A história rompe em Nova York, em 1933, mas vem e volta no tempo, até 1918, o último ano da guerra, em Amsterdam, onde o movimento fascista ganhava força, a exemplo do que acontecia em toda a Europa, aliás. O Movimento Nacional Socialista nos Países Baixos só ganha musculatura nos anos 1930, chegando a ser a única agremiação política na legalidade no país quando da ocupação alemã durante a Segunda Guerra Mundial (1939-1945), mas, duas décadas antes, a infiltração das ideias de Benito Mussolini (1883-1945) junto ao proletariado é um flagelo vigoroso o bastante para alcançar a América de Frank Delano Roosevelt (1882-1945), no primeiro de seus doze anos na Presidência.
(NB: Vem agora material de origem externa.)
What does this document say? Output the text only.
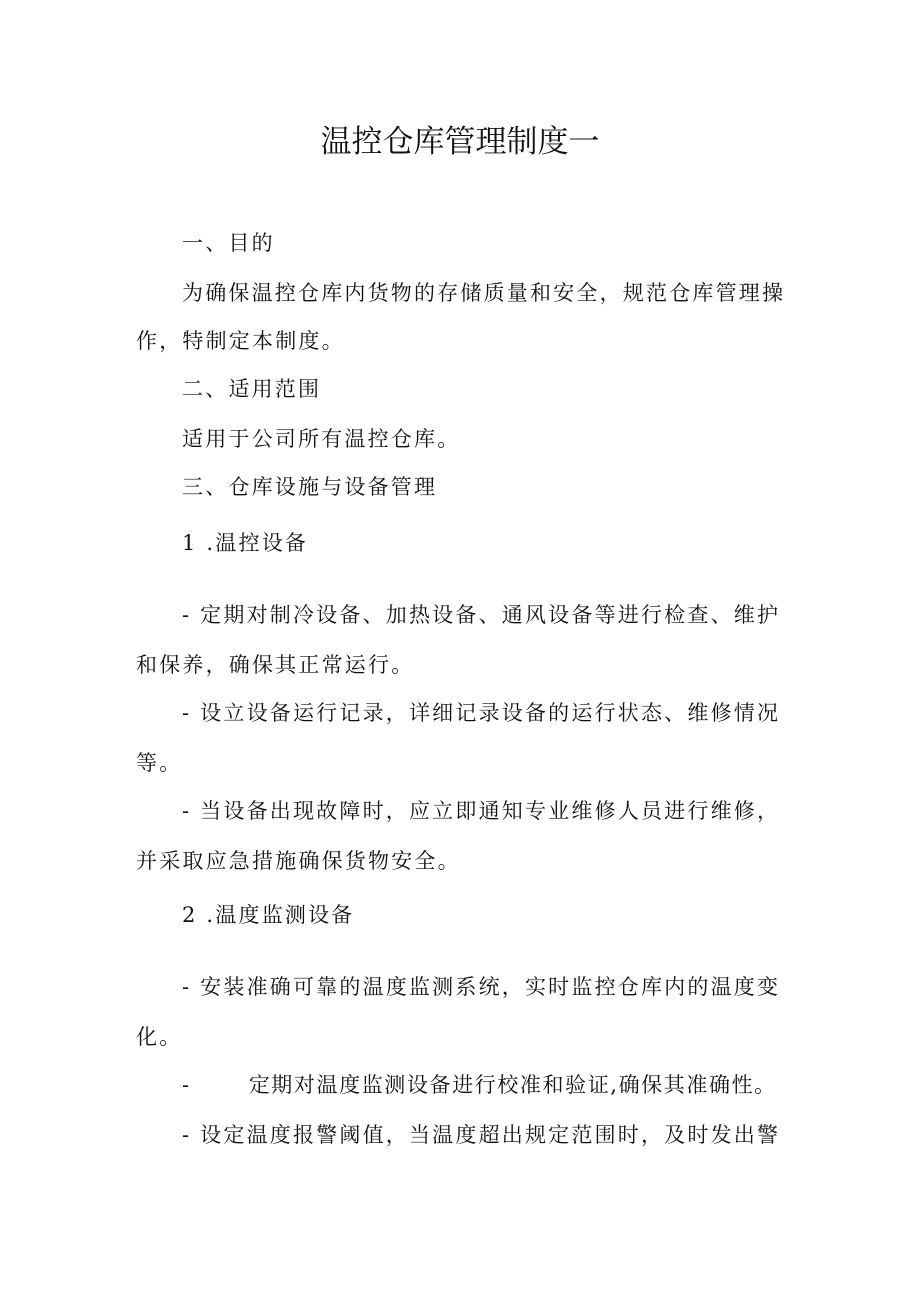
温控仓库管理制度一
一、目的
为确保温控仓库内货物的存储质量和安全，规范仓库管理操
作，特制定本制度。
二、适用范围
适用于公司所有温控仓库。
三、仓库设施与设备管理
1 .温控设备
- 定期对制冷设备、加热设备、通风设备等进行检查、维护
和保养，确保其正常运行。
- 设立设备运行记录，详细记录设备的运行状态、维修情况
等。
- 当设备出现故障时，应立即通知专业维修人员进行维修，
并采取应急措施确保货物安全。
2 .温度监测设备
- 安装准确可靠的温度监测系统，实时监控仓库内的温度变
化。
-	定期对温度监测设备进行校准和验证,确保其准确性。
- 设定温度报警阈值，当温度超出规定范围时，及时发出警
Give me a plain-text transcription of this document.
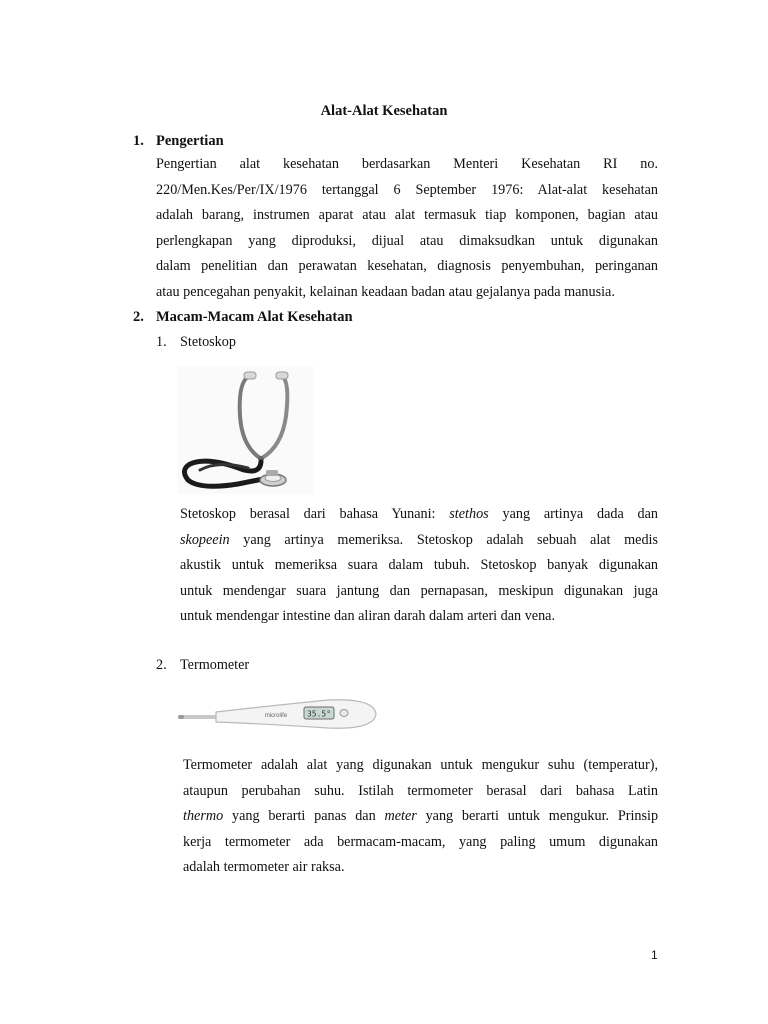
Alat-Alat Kesehatan
1. Pengertian
Pengertian alat kesehatan berdasarkan Menteri Kesehatan RI no.
220/Men.Kes/Per/IX/1976 tertanggal 6 September 1976: Alat-alat kesehatan
adalah barang, instrumen aparat atau alat termasuk tiap komponen, bagian atau
perlengkapan yang diproduksi, dijual atau dimaksudkan untuk digunakan
dalam penelitian dan perawatan kesehatan, diagnosis penyembuhan, peringanan
atau pencegahan penyakit, kelainan keadaan badan atau gejalanya pada manusia.
2. Macam-Macam Alat Kesehatan
1. Stetoskop
Stetoskop berasal dari bahasa Yunani: stethos yang artinya dada dan
skopeein yang artinya memeriksa. Stetoskop adalah sebuah alat medis
akustik untuk memeriksa suara dalam tubuh. Stetoskop banyak digunakan
untuk mendengar suara jantung dan pernapasan, meskipun digunakan juga
untuk mendengar intestine dan aliran darah dalam arteri dan vena.
2. Termometer
35.5°
microlife
Termometer adalah alat yang digunakan untuk mengukur suhu (temperatur),
ataupun perubahan suhu. Istilah termometer berasal dari bahasa Latin
thermo yang berarti panas dan meter yang berarti untuk mengukur. Prinsip
kerja termometer ada bermacam-macam, yang paling umum digunakan
adalah termometer air raksa.
1
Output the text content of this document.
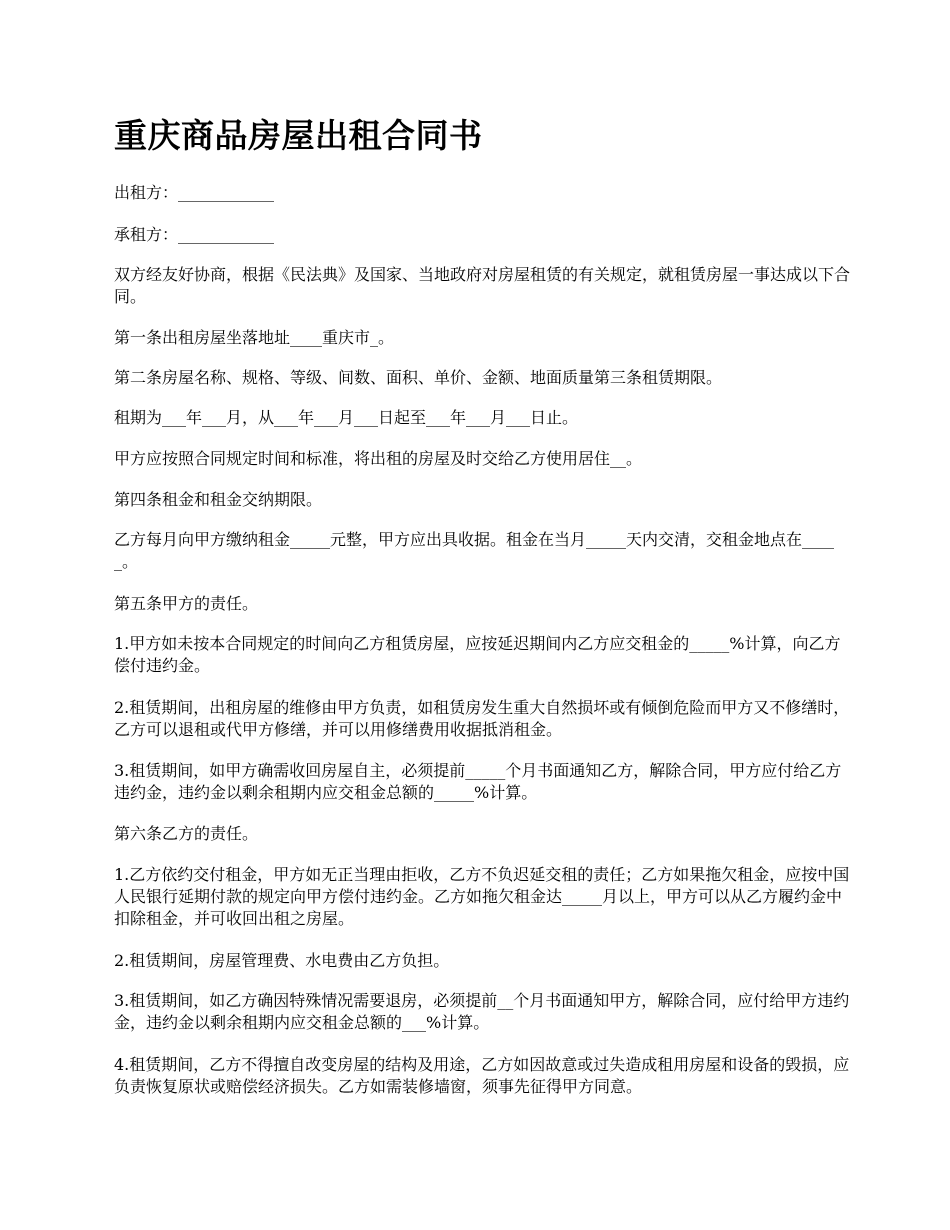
重庆商品房屋出租合同书

出租方：____________

承租方：____________

双方经友好协商，根据《民法典》及国家、当地政府对房屋租赁的有关规定，就租赁房屋一事达成以下合同。

第一条出租房屋坐落地址____重庆市_。

第二条房屋名称、规格、等级、间数、面积、单价、金额、地面质量第三条租赁期限。

租期为___年___月，从___年___月___日起至___年___月___日止。

甲方应按照合同规定时间和标准，将出租的房屋及时交给乙方使用居住__。

第四条租金和租金交纳期限。

乙方每月向甲方缴纳租金_____元整，甲方应出具收据。租金在当月_____天内交清，交租金地点在_____。

第五条甲方的责任。

1.甲方如未按本合同规定的时间向乙方租赁房屋，应按延迟期间内乙方应交租金的_____%计算，向乙方偿付违约金。

2.租赁期间，出租房屋的维修由甲方负责，如租赁房发生重大自然损坏或有倾倒危险而甲方又不修缮时，乙方可以退租或代甲方修缮，并可以用修缮费用收据抵消租金。

3.租赁期间，如甲方确需收回房屋自主，必须提前_____个月书面通知乙方，解除合同，甲方应付给乙方违约金，违约金以剩余租期内应交租金总额的_____%计算。

第六条乙方的责任。

1.乙方依约交付租金，甲方如无正当理由拒收，乙方不负迟延交租的责任；乙方如果拖欠租金，应按中国人民银行延期付款的规定向甲方偿付违约金。乙方如拖欠租金达_____月以上，甲方可以从乙方履约金中扣除租金，并可收回出租之房屋。

2.租赁期间，房屋管理费、水电费由乙方负担。

3.租赁期间，如乙方确因特殊情况需要退房，必须提前__个月书面通知甲方，解除合同，应付给甲方违约金，违约金以剩余租期内应交租金总额的___%计算。

4.租赁期间，乙方不得擅自改变房屋的结构及用途，乙方如因故意或过失造成租用房屋和设备的毁损，应负责恢复原状或赔偿经济损失。乙方如需装修墙窗，须事先征得甲方同意。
A longa abertura serve para apresentar o cirurgião Burt Berendsen, cujo consultório, na rua 138, vive cheio de veteranos da Primeira Guerra, como ele. Berendsenperdera o olho direito na Batalha do Marne, em setembro de 1914, logo no principio dos enfrentamentos, e Christian Bale, como sempre, usa todos os recursos que pode a fim de tornar este mais um tipo memorável de sua galeria de personagens.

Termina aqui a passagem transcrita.